Ford also contested a $953,793.90 attorney-fee award by Recana, which Baker did not separately discuss, explaining:

“We… need not address Ford’s challenge to the trial court’s attorney fees order because our partial reversal of the judgment compels reversal of that order as well—since resolution of the question of punitive damages may figure in the determination of attorney fees.”

Recurring Problems

Plaintiff Charles Margeson sued Ford for fraud and other wrongdoing after the F-350 pickup he purchased in 2006 experienced recurring problems.

Margeson’s pickup began emitting black smoke a month after he purchased the vehicle and problems continued for the next six years.

Margeson’s complaint included various fraud allegations, as well as negligent misrepresentation and violations of the Consumers Legal Remedies Act and the Song-Beverly Consumer Warranty Act, the “lemon law.”.

Fraud Expert

At trial, Margeson’s expert, a Harvard-educated forensic accountant and certified fraud examiner, gave her opinion as to the “indicia of fraud” she observed in reviewing Ford’s internal documents and emails.

The expert, Barbara Luna, also gave her opinion on how to calculate a “reasonable punitive damages award.”

Luna described the process as one of “triangulation” and involving a multiplier of compensatory damages. But Luna also testified that the upper limit of a punitive damages award could exceed the multiplier calculation by considering the net worth of the company found liable.

During closing arguments, Margeson’s counsel repeatedly reminded the jury of Luna’s training, describing her as “not the gold standard, but the platinum standard on fraud damages” and that her damages calculations were only a “baseline” estimate of a reasonable punitive damages award.

Jury Award

The jury found for Margeson on all claims and awarded $72,564 in compensatory damages, $141,973 in civil penalties, and punitive damages of $1,451,973.

Ford moved for a new trial and judgment notwithstanding the verdict. Recana denied the motion, finding the jury “could not have reached a different verdict except for the amount of punitive damages.”

However, Recana conditionally granted a new trial unless Margeson agreed to limit punitive damages to 10 times the compensatory award. Margeson agreed, and punitive damages were reduced to $725,640.

Baker concluded that even that might be too high an amount because Luna’s testimony on the calculation of punitive damages should have been excluded.

“Luna not only usurped the role of the jury in determining the amount of a punitive damages award, she also usurped the role of the trial court to instruct the jury on punitive damages awards,” he declared.

Ford had objected to Luna being allowed to testify, at all, as a fraud expert.
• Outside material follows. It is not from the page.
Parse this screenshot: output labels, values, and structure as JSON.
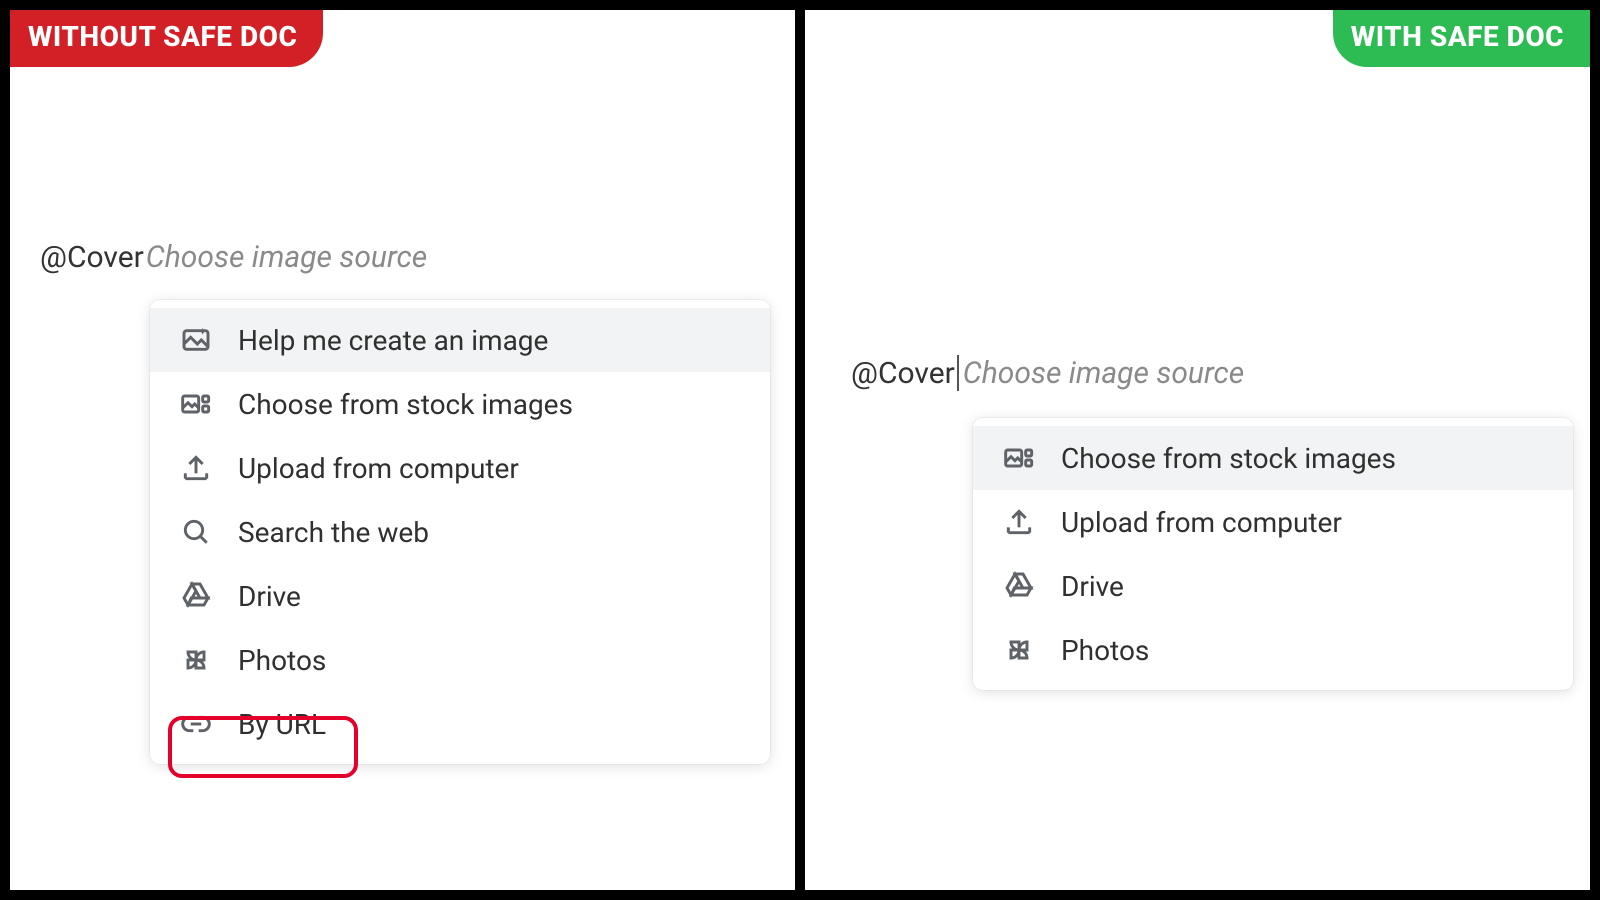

Baker concluded there was no error in allowing her testimony as to her opinion on the “indicia of fraud” in Ford’s documents and communications.

“We hold the trial court was within its discretion to permit Luna to identify herself as a fraud examiner, to highlight internal Ford documents that in her experience raised red flags, and to state Ford did not disclose (and should have disclosed) problems with the 6.0-liter engine in the document she reviewed,” Baker said.

 The case is Margeson v. Ford Motor Co., B287445.

Counsel for Margeson were Hallen D. Rosner and Arlyn L. Escalante of Rosner, Barry & Babbitt in San Diego and Steve Mikhov and Roger Kirnos of Knight Law Group in Los Angeles. Representing Ford were Frederic D. Cohen, Lisa Perrochet, and Allison W. Meredith of Horvitz & Levy in Los Angeles and Kevin W. Alexander and Spencer P. Hugret of Gordon & Rees in Los Angeles.

The pickup’s 6.0-liter diesel engine had been costly for Ford since its launch in 2002, with warranty repairs of $479 million and buybacks amounting to more than $82 million between 2002 and 2007. Ford sued the engine manufacturer, Navistar, in 2007 for failing to pay its share of repairs covered under warranty.